MIDDLEBURY — One of Middlebury’s most active volunteers for child and teen causes is reducing that role in order to take on a leadership position within the legal community.
Emily Joselson, a local attorney, is stepping down from the boards of both the Addison County Parent-Child Center and Addison Central Teens (ACT) after a combined total of more than 35 years of service that saw seismic growth and change within those organizations.
Joselson said she is paring back on her local volunteer duties in order to take on the presidency of the Vermont Association for Justice, a Burlington-based organization that helps protect Vermonters’ civil rights and their access to justice.
“It’s good as organizations move into new stages in their development to have new blood and new leadership,” Joselson said.
Joselson’s colleagues at ACT and the Parent-Child Center agree that her leadership will be missed.
She was among 12 community members who in 2005 reignited discussion on what had been a perennial effort to site, staff and fund a Middlebury-area teen center. Previous efforts had faltered after short runs due to a lack of funds and the absence of a permanent headquarters.
With colleagues like Jutta Miska and a cadre of teen and parent stakeholders, Joselson lobbied before the Middlebury selectboard and officials in other Addison Central Supervisory Union towns for regular funding contributions toward a teen center. That center at 94 Main St. is now flourishing in the lower level of the Middlebury municipal building.
Co-directed by Miska and Colby Benjamin, 94 Main is open weekday afternoons, providing a youth-friendly refuge for teens seeking space to recreate, chill out or do homework. Teens also have a say in the governance of the center, which provides an organizational structure for other special events, such as dances, concerts and movie nights.
The center has an annual budget of around $75,000, of which $30,000 is provided by the town of Middlebury and an additional $10,000 through the combined contributions of the six other ACSU towns.
Joselson’s oldest son, now 18, was an avid participant in 94 Main activities.
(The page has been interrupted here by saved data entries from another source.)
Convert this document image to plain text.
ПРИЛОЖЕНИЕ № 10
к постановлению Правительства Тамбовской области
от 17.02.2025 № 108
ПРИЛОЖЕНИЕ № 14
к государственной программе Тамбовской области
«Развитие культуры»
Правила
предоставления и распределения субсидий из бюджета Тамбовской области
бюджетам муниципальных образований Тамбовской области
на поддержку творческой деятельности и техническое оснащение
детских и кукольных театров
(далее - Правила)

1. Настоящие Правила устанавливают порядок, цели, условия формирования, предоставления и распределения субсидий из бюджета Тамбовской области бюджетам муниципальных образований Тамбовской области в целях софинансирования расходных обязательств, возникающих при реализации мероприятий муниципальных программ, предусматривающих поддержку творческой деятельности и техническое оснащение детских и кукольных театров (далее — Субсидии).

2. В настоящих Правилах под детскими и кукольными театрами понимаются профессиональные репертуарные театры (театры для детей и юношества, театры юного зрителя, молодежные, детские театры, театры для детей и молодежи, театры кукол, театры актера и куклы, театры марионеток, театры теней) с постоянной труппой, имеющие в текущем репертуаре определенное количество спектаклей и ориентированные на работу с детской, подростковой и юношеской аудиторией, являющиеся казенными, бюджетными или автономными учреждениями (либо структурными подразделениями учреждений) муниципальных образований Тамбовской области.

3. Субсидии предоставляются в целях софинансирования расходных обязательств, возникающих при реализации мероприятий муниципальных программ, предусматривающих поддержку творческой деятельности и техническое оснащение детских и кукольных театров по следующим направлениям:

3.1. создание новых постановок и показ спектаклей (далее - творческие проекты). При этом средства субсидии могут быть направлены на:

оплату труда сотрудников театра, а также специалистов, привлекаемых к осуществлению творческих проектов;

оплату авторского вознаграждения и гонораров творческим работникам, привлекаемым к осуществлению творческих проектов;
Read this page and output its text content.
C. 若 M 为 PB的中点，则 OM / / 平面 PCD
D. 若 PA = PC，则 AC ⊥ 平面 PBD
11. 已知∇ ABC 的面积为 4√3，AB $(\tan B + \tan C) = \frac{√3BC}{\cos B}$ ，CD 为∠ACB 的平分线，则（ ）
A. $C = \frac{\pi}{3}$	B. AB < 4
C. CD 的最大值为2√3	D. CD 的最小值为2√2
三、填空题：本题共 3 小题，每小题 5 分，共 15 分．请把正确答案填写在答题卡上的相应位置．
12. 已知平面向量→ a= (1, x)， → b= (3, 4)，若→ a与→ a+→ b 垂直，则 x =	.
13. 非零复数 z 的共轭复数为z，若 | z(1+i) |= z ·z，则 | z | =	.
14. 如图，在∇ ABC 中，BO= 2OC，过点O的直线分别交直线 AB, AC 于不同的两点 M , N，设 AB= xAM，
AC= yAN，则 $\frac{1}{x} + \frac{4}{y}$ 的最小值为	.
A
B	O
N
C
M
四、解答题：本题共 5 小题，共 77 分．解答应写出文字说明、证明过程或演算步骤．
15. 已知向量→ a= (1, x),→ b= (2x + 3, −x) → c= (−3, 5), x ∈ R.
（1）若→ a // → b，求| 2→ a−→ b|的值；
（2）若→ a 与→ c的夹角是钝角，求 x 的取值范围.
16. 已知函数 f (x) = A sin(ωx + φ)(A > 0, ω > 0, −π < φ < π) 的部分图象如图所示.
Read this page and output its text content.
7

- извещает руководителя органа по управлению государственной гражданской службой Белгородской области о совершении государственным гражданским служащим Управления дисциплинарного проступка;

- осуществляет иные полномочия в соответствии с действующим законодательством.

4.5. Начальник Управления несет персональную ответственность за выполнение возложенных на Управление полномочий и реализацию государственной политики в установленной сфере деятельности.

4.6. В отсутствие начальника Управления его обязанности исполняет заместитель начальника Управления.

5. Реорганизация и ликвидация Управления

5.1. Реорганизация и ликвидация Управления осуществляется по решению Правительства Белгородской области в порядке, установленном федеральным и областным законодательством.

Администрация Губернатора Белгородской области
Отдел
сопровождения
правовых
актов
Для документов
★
She has another son, about to enter high school, who is another potential visitor.
Now seven years removed from that initial, organizational meeting, Joselson said the Middlebury teen center has exceeded her expectations.
“It is exciting to see how strongly enmeshed the teen center has become,” Joselson said.
“We have a wonderful panel of board members who are very committed to the organization.”
Among those board members is Alice Berninghausen, president of the organization. She said Joselson’s presence on the board will be missed.
“She has made a huge contribution to the lives of teens in the county,” Berninghausen said. “She has been a mainstay of our community.”
Parent-Child Center officials are also disappointed to see Joselson leave their board after a 28-year run. The Middlebury center — considered a model for other parent-child centers throughout the state — has grown physically and programmatically during Joselson’s very productive tenure on the board.
“She has committed her time, energy, heart and money over the years to our agency,” Parent-Child Center Co-director Donna Bailey said. “She has been invaluable to our center. Her legal support has helped our center operate, but more importantly, Emily has supported families we work with in issues of divorce, child custody, etc. She has spent countless unpaid hours giving a voice to a battered woman. She has held babies while giving advice to parents and helped young women to be empowered and to feel supported.”
Bailey added that Joselson helped Parent-Child Center officials stay organized and focused.
“If you know Emily, you know she does not do anything half way,” Bailey said. “She goes for it. To sit in a meeting with Emily means that we will stay on task and everyone will have assignments to get things done.”
Several individuals and Joselson’s employer, Langrock, Sperry & Wool, have made contributions to the Parent-Child Center in Joselson’s name.
Joselson stressed that while she will be ceasing board duties at both organizations, she will remain involved in special projects. For example, the Parent-Child Center is establishing what it is calling a “Circle of Friends,” a group of volunteers willing to take on periodic tasks to keep the center and its clients strong. Those tasks will include calling state and federal legislators to support certain bills, occasionally providing household supplies and food for clients in need, weeding the center’s vegetable or flower gardens, and helping at the center’s Elm Street House.
Joselson said she will miss her time on the ACT and Parent-Child Center boards, but is also looking forward to her new role with the Vermont Association for Justice.
“It’s very exciting,” Joselson said.